Mit neuen Anbaumethoden sollen bei einem Pilotprojekt in Klein-Winternheim Agrarflächen trotz Flächenverlust höhere Erträge abwerfen.
KLEIN-WINTERNHEIM. Fläche abgeben, um trotzdem mehr aus dem Acker herausholen zu können? Klingt auf den ersten Blick unlogisch. Aber wenn das, was man sich beim Kreis Mainz-Bingen, der Initiative Naturefund aus Wiesbaden und dem Klein-Winternheimer Biolandbetrieb Biopforte vom „Dynamischen Agrarforst“ verspricht, auch tatsächlich klappt, könnte die vermeintlich widersinnige Gleichung aufgehen.
Bei der sogenannten Agroforstwirtschaft macht man sich – der Titel sagt es schon – forstwirtschaftliche Praktiken landwirtschaftlich zunutze. Im Falle von Ludger Schreibers Bio-Betrieb sind es drei Reihen mit insgesamt 100 Bäumen und Sträuchern, die einen Acker durchziehen, auf dem Rinder weiden sowie, in der üblichen Fruchtfolge, Getreide und Erbsen angebaut werden sollen.
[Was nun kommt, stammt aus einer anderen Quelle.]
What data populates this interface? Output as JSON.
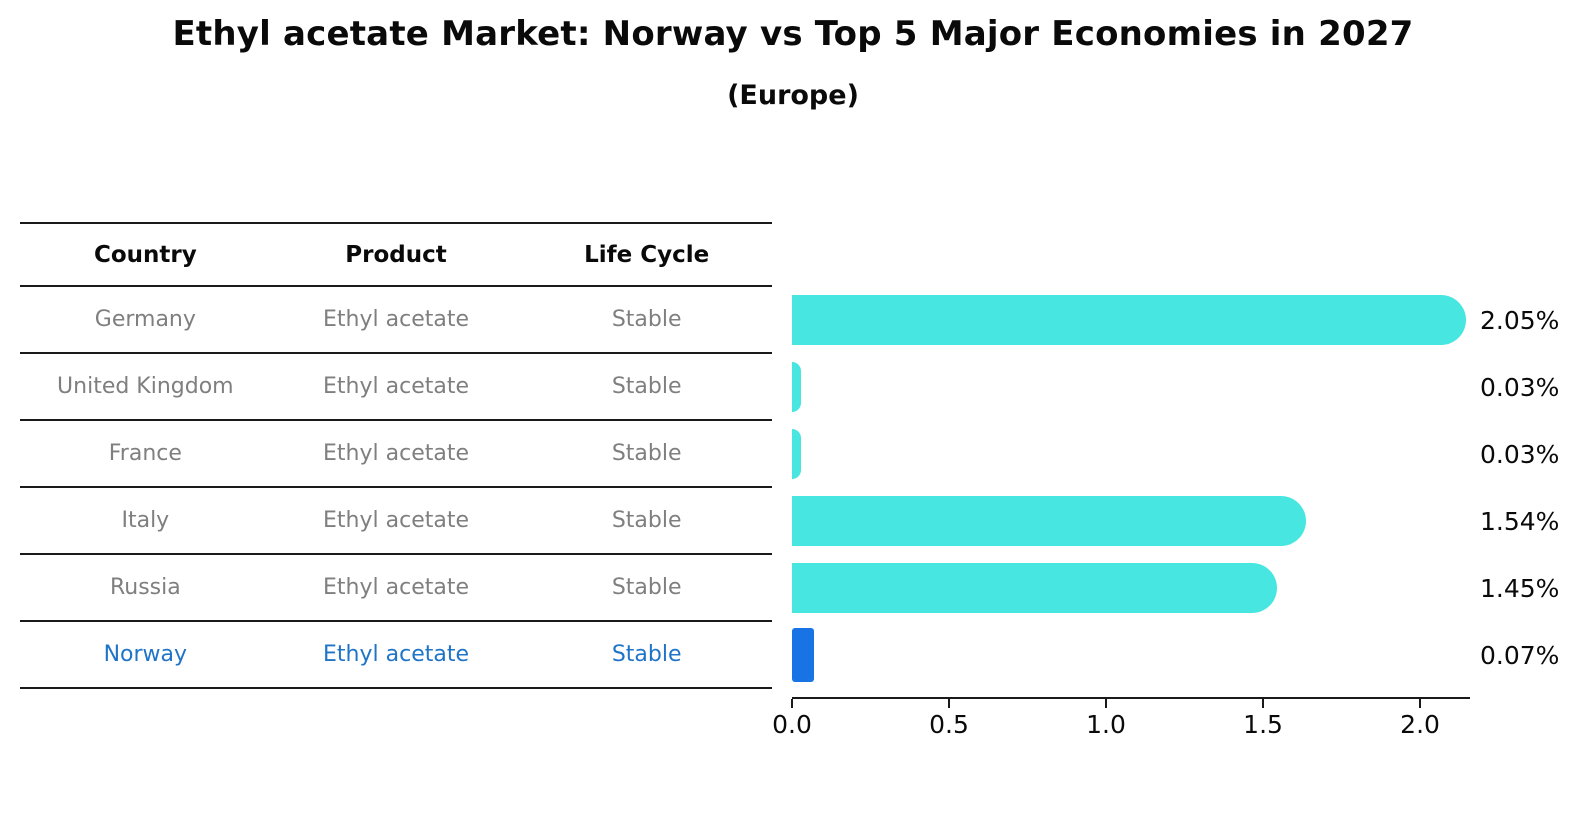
{
  "title": "Ethyl acetate Market: Norway vs Top 5 Major Economies in 2027",
  "subtitle": "(Europe)",
  "table": {
    "headers": [
      "Country",
      "Product",
      "Life Cycle"
    ],
    "rows": [
      {
        "country": "Germany",
        "product": "Ethyl acetate",
        "life_cycle": "Stable",
        "highlight": false
      },
      {
        "country": "United Kingdom",
        "product": "Ethyl acetate",
        "life_cycle": "Stable",
        "highlight": false
      },
      {
        "country": "France",
        "product": "Ethyl acetate",
        "life_cycle": "Stable",
        "highlight": false
      },
      {
        "country": "Italy",
        "product": "Ethyl acetate",
        "life_cycle": "Stable",
        "highlight": false
      },
      {
        "country": "Russia",
        "product": "Ethyl acetate",
        "life_cycle": "Stable",
        "highlight": false
      },
      {
        "country": "Norway",
        "product": "Ethyl acetate",
        "life_cycle": "Stable",
        "highlight": true
      }
    ]
  },
  "chart_data": {
    "type": "bar",
    "orientation": "horizontal",
    "title": "Ethyl acetate Market: Norway vs Top 5 Major Economies in 2027",
    "subtitle": "(Europe)",
    "categories": [
      "Germany",
      "United Kingdom",
      "France",
      "Italy",
      "Russia",
      "Norway"
    ],
    "values": [
      2.05,
      0.03,
      0.03,
      1.54,
      1.45,
      0.07
    ],
    "labels": [
      "2.05%",
      "0.03%",
      "0.03%",
      "1.54%",
      "1.45%",
      "0.07%"
    ],
    "tick_values": [
      0.0,
      0.5,
      1.0,
      1.5,
      2.0
    ],
    "tick_labels": [
      "0.0",
      "0.5",
      "1.0",
      "1.5",
      "2.0"
    ],
    "xlim": [
      0,
      2.159
    ],
    "xlabel": "",
    "ylabel": "",
    "grid": false,
    "legend": "none",
    "bar_color": "#48E6E0",
    "highlight_color": "#1874E5",
    "highlight_index": 5
  },
  "colors": {
    "bar": "#48E6E0",
    "highlight_bar": "#1874E5",
    "highlight_text": "#1F74C8",
    "table_text": "#7f7f7f",
    "heading_text": "#0a0a0a",
    "line": "#1a1a1a",
    "background": "#ffffff"
  }
}
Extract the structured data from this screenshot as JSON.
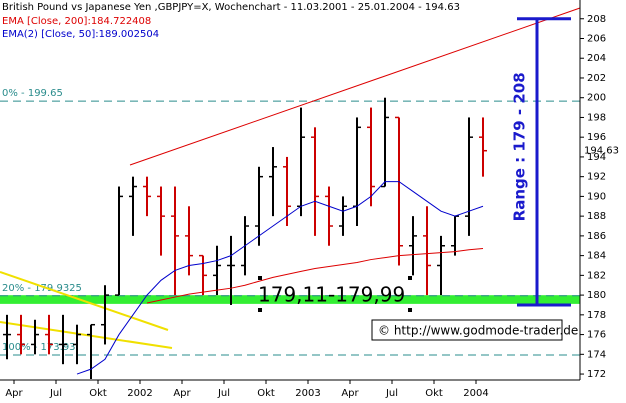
{
  "chart_data": {
    "type": "ohlc",
    "title": "British Pound vs Japanese Yen ,GBPJPY=X, Wochenchart - 11.03.2001 - 25.01.2004 - 194.63",
    "categories": [
      null,
      "Apr",
      null,
      null,
      "Jul",
      null,
      null,
      "Okt",
      null,
      null,
      "2002",
      null,
      null,
      "Apr",
      null,
      null,
      "Jul",
      null,
      null,
      "Okt",
      null,
      null,
      "2003",
      null,
      null,
      "Apr",
      null,
      null,
      "Jul",
      null,
      null,
      "Okt",
      null,
      null,
      "2004"
    ],
    "high": [
      178,
      178,
      177.5,
      178,
      178,
      177,
      177,
      181,
      191,
      192,
      192,
      191,
      191,
      189,
      184,
      185,
      186,
      188,
      193,
      195,
      194,
      199,
      197,
      191,
      190,
      198,
      199,
      200,
      198,
      188,
      189,
      186,
      188,
      198,
      198
    ],
    "low": [
      173.5,
      174,
      174,
      174,
      173,
      173,
      171.5,
      175,
      180,
      186,
      188,
      184,
      180,
      182,
      180,
      180,
      179,
      182,
      185,
      188,
      187,
      188,
      186,
      185,
      186,
      187,
      189,
      191,
      183,
      182,
      180,
      180,
      184,
      186,
      192
    ],
    "open": [
      176,
      176,
      175,
      176,
      175,
      175,
      176,
      177,
      180,
      190,
      191,
      190,
      188,
      186,
      184,
      182,
      183,
      183,
      187,
      192,
      193,
      189,
      196,
      190,
      187,
      189,
      197,
      191,
      198,
      185,
      186,
      183,
      185,
      188,
      196
    ],
    "close": [
      176,
      175,
      176,
      175,
      175,
      176,
      177,
      180,
      190,
      191,
      190,
      188,
      186,
      184,
      182,
      183,
      183,
      187,
      192,
      193,
      189,
      196,
      190,
      187,
      189,
      197,
      191,
      198,
      185,
      186,
      183,
      185,
      188,
      196,
      194.63
    ],
    "up_color": "#000000",
    "down_color": "#cc0000",
    "series": [
      {
        "name": "EMA [Close, 200]:184.722408",
        "color": "#dd0000",
        "values": [
          null,
          null,
          null,
          null,
          null,
          null,
          null,
          null,
          null,
          null,
          179.2,
          179.5,
          179.8,
          180.1,
          180.3,
          180.5,
          180.7,
          181,
          181.4,
          181.8,
          182.1,
          182.4,
          182.7,
          182.9,
          183.1,
          183.3,
          183.6,
          183.8,
          184,
          184.1,
          184.2,
          184.3,
          184.4,
          184.6,
          184.72
        ]
      },
      {
        "name": "EMA(2) [Close, 50]:189.002504",
        "color": "#0000cc",
        "values": [
          null,
          null,
          null,
          null,
          null,
          172,
          172.5,
          173.5,
          176,
          178,
          180,
          181.5,
          182.5,
          183,
          183.2,
          183.5,
          184,
          185,
          186,
          187,
          188,
          189,
          189.5,
          189,
          188.5,
          189,
          190,
          191.5,
          191.5,
          190.5,
          189.5,
          188.5,
          188,
          188.5,
          189
        ]
      }
    ],
    "ylim": [
      171.6,
      209.9
    ],
    "yticks": [
      172,
      174,
      176,
      178,
      180,
      182,
      184,
      186,
      188,
      190,
      192,
      194,
      196,
      198,
      200,
      202,
      204,
      206,
      208
    ],
    "last": 194.63,
    "levels": [
      {
        "label": "0% - 199.65",
        "value": 199.65
      },
      {
        "label": "20% - 179.9325",
        "value": 179.9325
      },
      {
        "label": "100% - 173.93",
        "value": 173.93
      }
    ],
    "band": {
      "low": 179.11,
      "high": 179.99,
      "label": "179,11-179,99"
    },
    "range": {
      "low": 179,
      "high": 208,
      "label": "Range : 179 - 208"
    },
    "source": "© http://www.godmode-trader.de"
  }
}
Zwischendrin: Walnuss-, Apfel- und Quittenbäume, Hainbuchen, Weide und Tafeltrauben, Sauerdorn, Haselnuss, Ginster, Johannis-, Stachel- und Jostabeere, dazu diverse Kräuter.
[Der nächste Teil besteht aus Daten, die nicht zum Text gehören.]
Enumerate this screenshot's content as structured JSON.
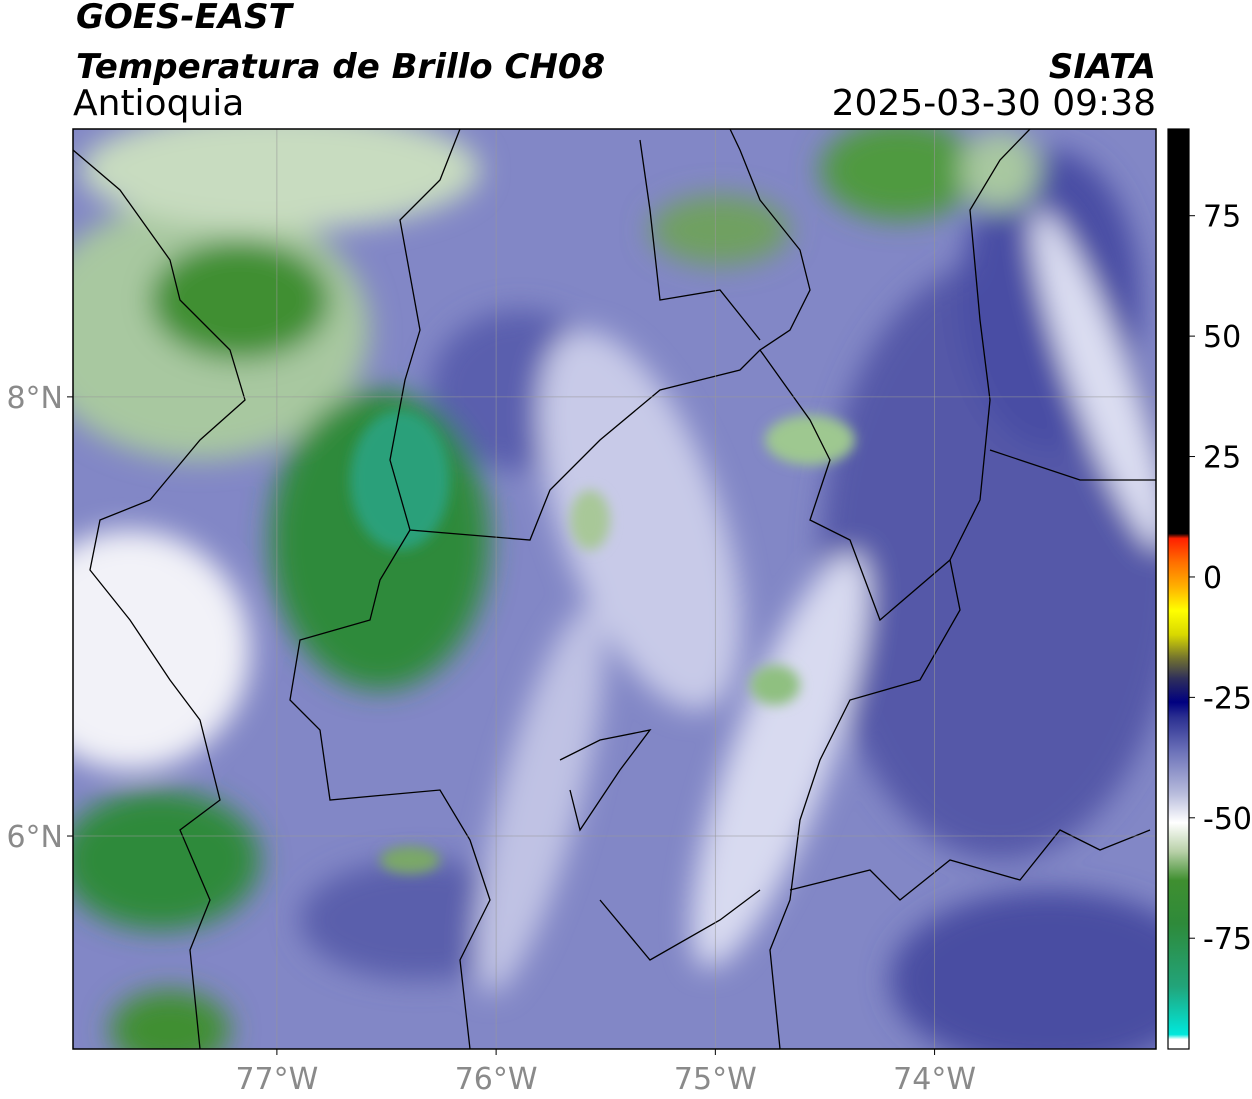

Die Bepflanzung ist akkurat geplant, denn der Mix ist kein Zufall. „Es handelt sich um eine hierzulande recht neue Anbaumethode, die auf hohe Vielfalt und Dichte setzt“, sagt Katja Wiese von Naturefund, die Schreiber auf die Idee gebracht hatte. Der Naturschutzverein ist Kooperationspartner des Landkreises. Es handelt sich um ein Pilotprojekt, erstmalig in Rheinland-Pfalz. Boehringer Ingelheim hat die Pflanzen gesponsert. Der Ansatz klingt vielversprechend. Es soll ein dynamisches Pflanzensystem entstehen, das gemeinsam besser mit Trockenheit und Starkregen klar kommt. Nutz- und Beipflanzen auf derselben Fläche sorgen dafür, dass der Boden das Wasser besser speichert und die Erosion abnimmt, die gerade auf Schreibers Acker im Süden Klein-Winternheims neben dem Haybach ein großes Problem ist.
25 000 Euro kostet das Pilotprojekt den Kreis. Flankiert werden soll es von wissenschaftlichen Untersuchungen unter anderem der Gutenberg-Universität Mainz. Ein Workshop zum Thema Anfang April musste Corona-bedingt verschoben werden, eine Fortbildungsreihe soll es geben. Der Kreis will auch auf die Verbandsgemeinden zugehen, damit diese Flächen bereitstellen, wie Martina Schnitzler vom Umwelt- und Energieberatungszentrum berichtet. „Ein-, zwei-, zehn- und hundertjährige Pflanzen sollen einen dynamischen Verbund ergeben“, sagt Schnitzler.
Anfangs ist das Ganze ziemlich arbeitsintensiv, der Schnitt muss stimmen. Später sollen die Forst-Streifen pflegeleicht sein. Auch klimatisch ist das Ganze ein willkommener Beitrag, findet der Beigeordnete der Verbandsgemeinde Nieder-Olm, Rainer Malkewitz, der privat bei der Pflanzaktion mitgemacht hat. „Weil die Pflanzen einander Nährstoffe abgeben, können die Agrarflächen trotz des Flächenverlusts höhere Erträge abwerfen“, berichtet Malkewitz.
Allerdings ist zurzeit noch in der Erprobung, ob der in den 80er und 90er Jahren in Südamerika etablierte Ansatz auch hierzulande greift. Die bessere Nährstoffversorgung der Pflanzen sowie die größere Leistungsfähigkeit des Bodens sprechen für Schreiber dafür, es mit dem „Dynamischen Agrarforst“ zu versuchen. „Die Landwirtschaft braucht eine Alternative“, findet der Bio-Bauer. Er bietet schon Seminare an, um Berufskollegen mit ins Boot zu holen.